As for the wild oats, this seems to be the second year on the trot they have proved a real nuisance. With only a few viable contact options available, the need for effective residual chemistry targeted at this weed must become another major consideration in the herbicide stack decision process or the threat of a spread of target site resistance will rear its ugly head.

With the price of sugar beet this season set at a viable £40 per tonne adjusted, the decision on fungicides and how many applications has been straight forward as the return on investment is very worthwhile. But what is a worry is how a new star product in its first year of approval has still struggled to control cercospora, which in the right conditions can be a highly damaging disease.

More work needs to be done as the current standard advice is to treat beet diseases at the first sign of infection which again seems a bit ‘horses and gates’. The golden rule that eradicating diseases is always a lot harder and more expensive than preventing infections occurring in the first place always applies.

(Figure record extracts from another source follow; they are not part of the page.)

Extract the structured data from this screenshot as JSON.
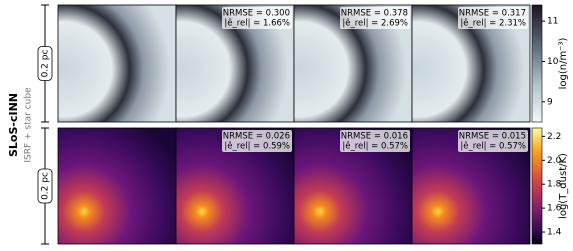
{
  "model": {
    "title": "SLoS-cINN",
    "subtitle": "ISRF + star cube"
  },
  "rows": [
    {
      "scale": "0.2 pc",
      "colorbar": {
        "label": "log(n/m⁻³)",
        "clim": [
          8.5,
          11.4
        ],
        "ticks": [
          9,
          10,
          11
        ]
      },
      "panels": [
        {},
        {
          "nrmse": "NRMSE = 0.300",
          "erel": "|ê_rel| = 1.66%"
        },
        {
          "nrmse": "NRMSE = 0.378",
          "erel": "|ê_rel| = 2.69%"
        },
        {
          "nrmse": "NRMSE = 0.317",
          "erel": "|ê_rel| = 2.31%"
        }
      ]
    },
    {
      "scale": "0.2 pc",
      "colorbar": {
        "label": "log(T_dust/K)",
        "clim": [
          1.3,
          2.27
        ],
        "ticks": [
          1.4,
          1.6,
          1.8,
          {
            "value": 2.0,
            "label": "2.0"
          },
          2.2
        ]
      },
      "panels": [
        {},
        {
          "nrmse": "NRMSE = 0.026",
          "erel": "|ê_rel| = 0.59%"
        },
        {
          "nrmse": "NRMSE = 0.016",
          "erel": "|ê_rel| = 0.57%"
        },
        {
          "nrmse": "NRMSE = 0.015",
          "erel": "|ê_rel| = 0.57%"
        }
      ]
    }
  ]
}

On a final note, and going all cowboy, at the Hill Farm Ranchold Calamity Claim has reared its ugly head with our spring malting barley being delivered into the Wild Frontier.

Everything was going just dandy, all the samples were spot on with no issues identified, hands were spat on and shaken as the deal was done and the wagons rolled in and out without so much as a single yee-ha, but don’t you just darn well know it, on the last two wagons we get a total of £1,785 in ‘dee-duck-shuns’, dang nab it.

Watch this space, I am currently getting all saddled up and six shooters holstered for a big showdown at the OK Saddlebow Corral.